Les deux tours

La deuxième tour identifiée

 

Depuis que l’on a le plan du village et de la Prévôté (daté de 1759) paru dans le livre de Th. Louïse et  E. Auger, La ville franche et Prévôté d’Haspres dans Souvenirs de la Flandre wallonne, un indice me préoccupe : c’est le dessin d’une tour qui se trouve dans une pâture derrière la Prévôté, au sud, le long du deuxième bras de la rivière. Il y a plusieurs années, j’avais pris une photo de cet emplacement où on ne distingue rien. Et puis, en reprenant un commentaire des archives sur Haspres, j’ai fait le rapprochement entre ce plan, le commentaire et l’analyse que j’avais faite sur le dessin de Josua De Grave, où on trouvait un édifice isolé au sud de l’église et qui ne semblait pas être connu.

Voici le commentaire des archives. En 1636, le Prévôt et la Loy d’Haspres expriment au vicariat de Cambrai le souhait d’obtenir une portion du cimetière dans le but de la fermer avec des murailles  et d’y bâtir une tour pour se mettre à l’abri des incursions des ennemis. On sait qu’un cimetière existait à l’emplacement actuel du monument aux morts. Il pourrait donc s’agir de ce cimetière mais n’étant pas déjà très grand, une portion avec des murailles et une tour capable d’accueillir une population aurait pris tout l’espace.
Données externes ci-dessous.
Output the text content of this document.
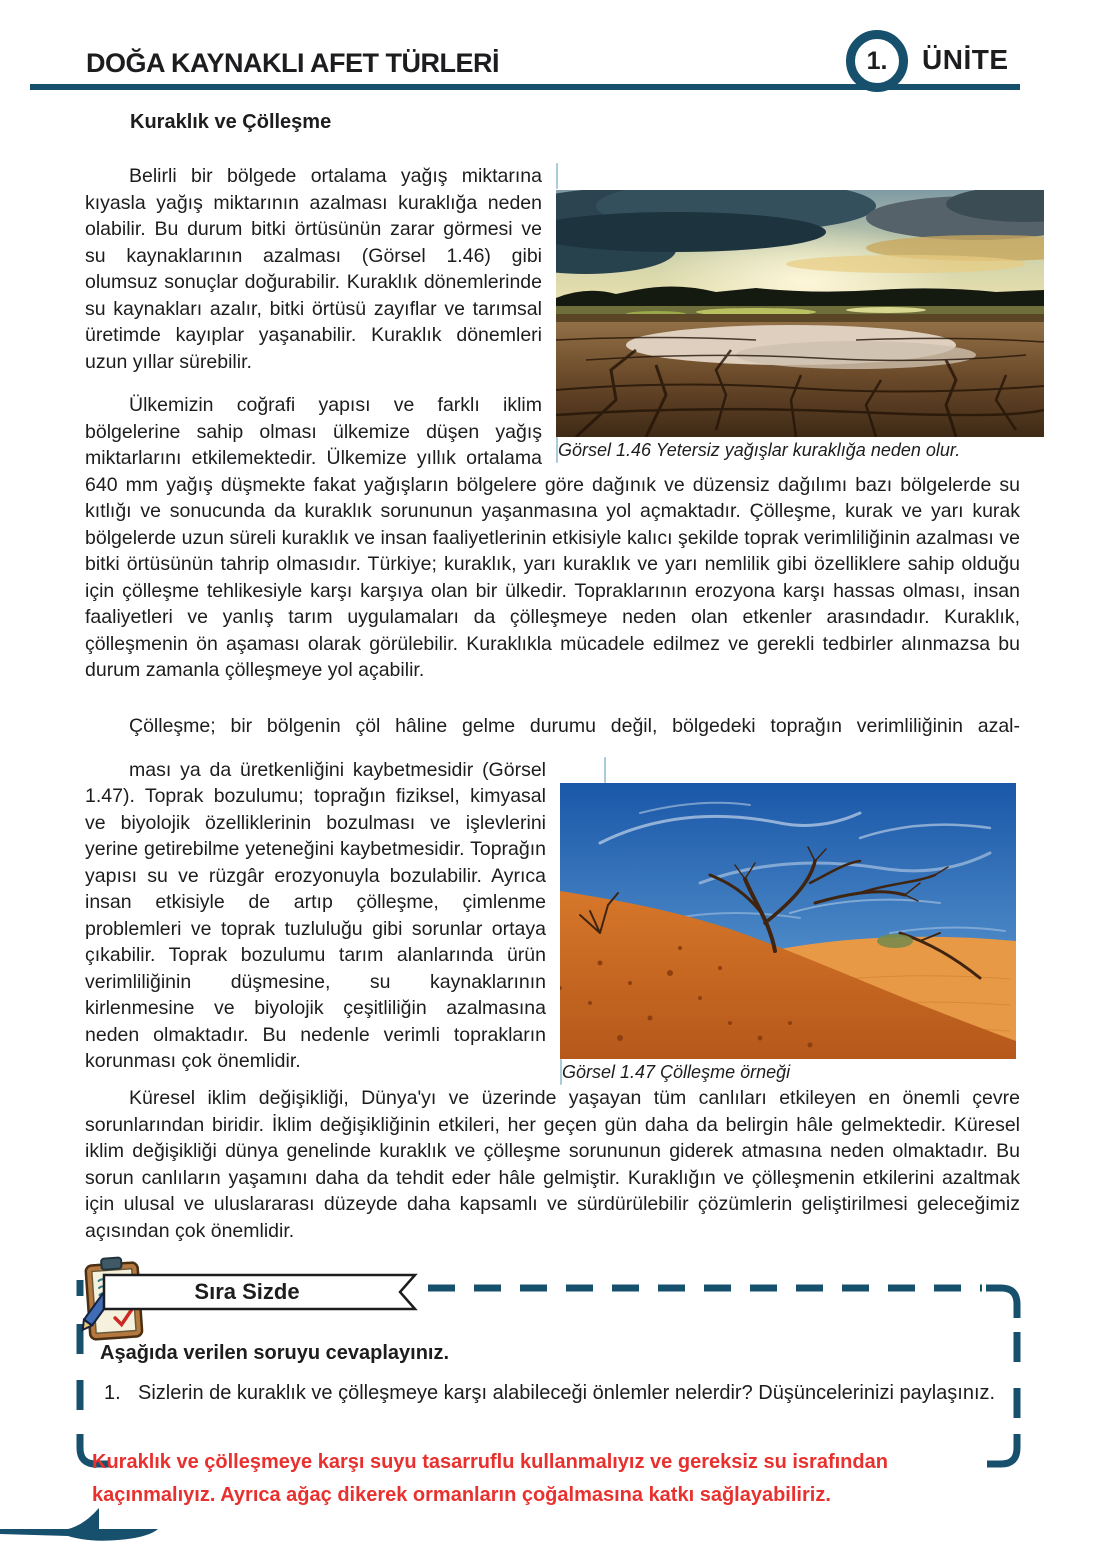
DOĞA KAYNAKLI AFET TÜRLERİ	1.	ÜNİTE
Kuraklık ve Çölleşme
Görsel 1.46 Yetersiz yağışlar kuraklığa neden olur.

Belirli bir bölgede ortalama yağış miktarına kıyasla yağış miktarının azalması kuraklığa neden olabilir. Bu durum bitki örtüsünün zarar görmesi ve su kaynaklarının azalması (Görsel 1.46) gibi olumsuz sonuçlar doğurabilir. Kuraklık dönemlerinde su kaynakları azalır, bitki örtüsü zayıflar ve tarımsal üretimde kayıplar yaşanabilir. Kuraklık dönemleri uzun yıllar sürebilir.

Ülkemizin coğrafi yapısı ve farklı iklim bölgelerine sahip olması ülkemize düşen yağış miktarlarını etkilemektedir. Ülkemize yıllık ortalama 640 mm yağış düşmekte fakat yağışların bölgelere göre dağınık ve düzensiz dağılımı bazı bölgelerde su kıtlığı ve sonucunda da kuraklık sorununun yaşanmasına yol açmaktadır. Çölleşme, kurak ve yarı kurak bölgelerde uzun süreli kuraklık ve insan faaliyetlerinin etkisiyle kalıcı şekilde toprak verimliliğinin azalması ve bitki örtüsünün tahrip olmasıdır. Türkiye; kuraklık, yarı kuraklık ve yarı nemlilik gibi özelliklere sahip olduğu için çölleşme tehlikesiyle karşı karşıya olan bir ülkedir. Topraklarının erozyona karşı hassas olması, insan faaliyetleri ve yanlış tarım uygulamaları da çölleşmeye neden olan etkenler arasındadır. Kuraklık, çölleşmenin ön aşaması olarak görülebilir. Kuraklıkla mücadele edilmez ve gerekli tedbirler alınmazsa bu durum zamanla çölleşmeye yol açabilir.

Çölleşme; bir bölgenin çöl hâline gelme durumu değil, bölgedeki toprağın verimliliğinin azal-

Görsel 1.47 Çölleşme örneği
ması ya da üretkenliğini kaybetmesidir (Görsel 1.47). Toprak bozulumu; toprağın fiziksel, kimyasal ve biyolojik özelliklerinin bozulması ve işlevlerini yerine getirebilme yeteneğini kaybetmesidir. Toprağın yapısı su ve rüzgâr erozyonuyla bozulabilir. Ayrıca insan etkisiyle de artıp çölleşme, çimlenme problemleri ve toprak tuzluluğu gibi sorunlar ortaya çıkabilir. Toprak bozulumu tarım alanlarında ürün verimliliğinin düşmesine, su kaynaklarının kirlenmesine ve biyolojik çeşitliliğin azalmasına neden olmaktadır. Bu nedenle verimli toprakların korunması çok önemlidir.

Küresel iklim değişikliği, Dünya'yı ve üzerinde yaşayan tüm canlıları etkileyen en önemli çevre sorunlarından biridir. İklim değişikliğinin etkileri, her geçen gün daha da belirgin hâle gelmektedir. Küresel iklim değişikliği dünya genelinde kuraklık ve çölleşme sorununun giderek atmasına neden olmaktadır. Bu sorun canlıların yaşamını daha da tehdit eder hâle gelmiştir. Kuraklığın ve çölleşmenin etkilerini azaltmak için ulusal ve uluslararası düzeyde daha kapsamlı ve sürdürülebilir çözümlerin geliştirilmesi geleceğimiz açısından çok önemlidir.

Sıra Sizde
Aşağıda verilen soruyu cevaplayınız.
1. Sizlerin de kuraklık ve çölleşmeye karşı alabileceği önlemler nelerdir? Düşüncelerinizi paylaşınız.
Kuraklık ve çölleşmeye karşı suyu tasarruflu kullanmalıyız ve gereksiz su israfından kaçınmalıyız. Ayrıca ağaç dikerek ormanların çoğalmasına katkı sağlayabiliriz.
D’autant qu’à cette époque, un cimetière fortifié était doté d’une ou plusieurs tours dont le diamètre variait de 2 à 3 mètres, ce qui ne laisse pas beaucoup de place pour loger les habitants. Il s'agit donc d'un cimetière qui entourait l’église sur ses parties nord – est – sud que l'on retrouve sur un plan de la fin du 18ième, visible aux archives départementales du Nord. L’analyse des miniatures du Duc de Croÿ (1608 – 1609) ne permet pas de voir une tour ni des murailles au début du 17ième siècle derrière l’église ou la Prévôté. Ces constructions ont donc été réalisées ultérieurement, c'est-à-dire en 1636 ou après, et apparaissent donc sur le dessin de 1711 de Josua De Grave et sur le plan de 1759.

Les tours de l’époque servaient de refuge pour les habitants, en attendant que le seigneur dont dépendait le village, intervienne avec ses troupes. Et malheureusement, les attaques, pillages et saccages se répétaient dans notre région frontalière. Les  démêlés entre le Hainaut et la Flandre, les Bouchard d’Avesnes et les Dampierre ou entre le Hainaut et la France, car nous n’étions pas Français, apportèrent leurs lots de viols, massacres et incendies.

Il est possible que les actions répétées sur ces tours aient mené à leur démolition à cause des dommages. Les seules preuves de leur existence sont les archives, plans, dessins et miniatures. L’ancienne « école des filles », salle du temps libre, local des aînés ou salle municipale, selon l’appellation que l’on connait, était en fait une caserne construite au début du 19ième siècle avec les pierres de la tour située face à l’entrée actuelle de l’église et nous donne une idée de la taille de ces tours.

Voilà donc cette deuxième tour identifiée.

Plan de 1759 (Histoire de la Flandre wallonne)                   Dessin de Jousua De Grave (1711)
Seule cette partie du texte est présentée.